Par la suite, déterminée, elle se dirigea d'un pas lourd vers le bureau de la Major du bataillon. Sans même prendre la peine de frapper au préalable, elle ouvrit la porte avec tellement de force que celle-ci claqua violemment contre le mur, faisant sursauter de frayeur la scientifique.
- Mika...
- Pourquoi ?! l'interrompit-elle sur un ton glacial.
- Mikasa, assis-toi s'il te plait.
- Pourquoi?!
La Major leva les yeux au ciel, comprenant que la soldate n'avait que faire de sa demande et sa diplomatie. Elle suivit son propre conseil et s'assit derrière son bureau en se pinçant l'arrête du nez, sentant bien que la discussion allait vite lui donner la migraine.

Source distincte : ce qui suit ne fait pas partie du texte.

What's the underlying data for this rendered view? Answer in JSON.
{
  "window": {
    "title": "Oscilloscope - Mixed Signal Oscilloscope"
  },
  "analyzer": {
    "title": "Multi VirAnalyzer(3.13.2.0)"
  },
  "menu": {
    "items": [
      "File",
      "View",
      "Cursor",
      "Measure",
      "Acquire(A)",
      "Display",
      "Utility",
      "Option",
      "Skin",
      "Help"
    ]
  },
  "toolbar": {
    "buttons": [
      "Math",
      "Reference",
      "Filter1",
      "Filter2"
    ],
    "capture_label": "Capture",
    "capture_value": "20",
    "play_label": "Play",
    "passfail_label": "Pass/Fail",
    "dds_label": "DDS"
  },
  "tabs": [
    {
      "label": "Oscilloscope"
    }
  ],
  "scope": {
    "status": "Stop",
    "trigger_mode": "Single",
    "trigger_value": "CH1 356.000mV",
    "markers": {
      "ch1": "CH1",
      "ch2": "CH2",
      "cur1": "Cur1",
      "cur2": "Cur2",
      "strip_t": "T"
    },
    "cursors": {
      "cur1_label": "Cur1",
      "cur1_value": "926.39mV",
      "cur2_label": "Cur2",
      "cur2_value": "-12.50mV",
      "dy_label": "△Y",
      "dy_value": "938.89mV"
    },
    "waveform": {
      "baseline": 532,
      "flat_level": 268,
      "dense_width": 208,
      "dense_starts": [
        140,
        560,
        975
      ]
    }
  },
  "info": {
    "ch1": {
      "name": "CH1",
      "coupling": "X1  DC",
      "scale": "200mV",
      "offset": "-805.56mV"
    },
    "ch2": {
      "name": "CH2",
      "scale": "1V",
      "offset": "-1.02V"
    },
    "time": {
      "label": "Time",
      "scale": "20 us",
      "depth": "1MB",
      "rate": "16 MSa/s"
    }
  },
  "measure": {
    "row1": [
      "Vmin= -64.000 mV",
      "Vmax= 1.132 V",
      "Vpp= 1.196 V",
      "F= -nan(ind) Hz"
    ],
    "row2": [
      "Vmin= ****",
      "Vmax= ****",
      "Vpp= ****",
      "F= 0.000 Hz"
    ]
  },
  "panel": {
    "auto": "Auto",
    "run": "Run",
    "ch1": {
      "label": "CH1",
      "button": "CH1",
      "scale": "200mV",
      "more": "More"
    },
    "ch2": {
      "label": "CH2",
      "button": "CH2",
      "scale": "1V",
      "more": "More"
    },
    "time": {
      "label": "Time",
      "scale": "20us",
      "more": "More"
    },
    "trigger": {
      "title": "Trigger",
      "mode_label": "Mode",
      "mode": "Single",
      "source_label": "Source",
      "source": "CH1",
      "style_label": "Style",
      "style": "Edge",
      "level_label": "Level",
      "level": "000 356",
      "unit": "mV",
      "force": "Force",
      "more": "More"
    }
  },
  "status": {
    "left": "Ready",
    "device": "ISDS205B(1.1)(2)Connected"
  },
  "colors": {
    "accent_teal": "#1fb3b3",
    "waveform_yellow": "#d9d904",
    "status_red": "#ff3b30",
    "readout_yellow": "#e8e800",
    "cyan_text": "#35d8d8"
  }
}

- Qu'est-ce qui te met dans cet état, ma chère ?
- Ne faites pas l'innocente, vous savez très bien de quoi je parle ! Livaï !
- « Livaï », hein ? Je l'ai envoyé en mission, et alors ?
- C'est quoi cette mission ? Est-ce que c'est dangereux ? Quand est-ce qu'il revient ?
La jeune soldate était de nouveau submergée par ses émotions et ses peurs. Son regard mêlait haine et angoisse.
- Calme-toi, voyons. Il n'y a aucune raison de s'inquiéter, ce n'est pas une mission périlleuse.
- Alors pourquoi le choisir lui spécifiquement? Hurla-t-elle en cognant du poing sur le bureau. Et seul en plus ! Pourquoi je ne peux pas l'accompagner ? Et ne faite pas comme si vous ne compreniez rien, je sais que vous soupçonnez quelque chose. Vous en savez même probablement plus que nous ! La haut gradée soupira devant le spectacle du désespoir de la jeune femme.
- Parce qu'il me fallait son talent et son... état d'âme. Mais tout ira bien, tu verras.
La soldate planta un regard perçant dans ceux de sa supérieure, qui eut un léger mouvement de recul. D'une voix soudainement très calme et caverneuse, la jeune femme s'exprima en détachant chaque mot afin de s'assurer que son interlocutrice n'en perde aucun :
- Avec tout le respect que je vous dois Major, je l'espère pour vous, car si Livaï ne revient pas, vous le regretterez.
La mâchoire de la Major tomba sous le choc. Elle cru un instant percevoir un grognement provenant du fond de la gorge de la soldate. La jeune femme fronça légèrement les sourcils pour appuyer sa menace, puis quitta la pièce sans attendre de réponse.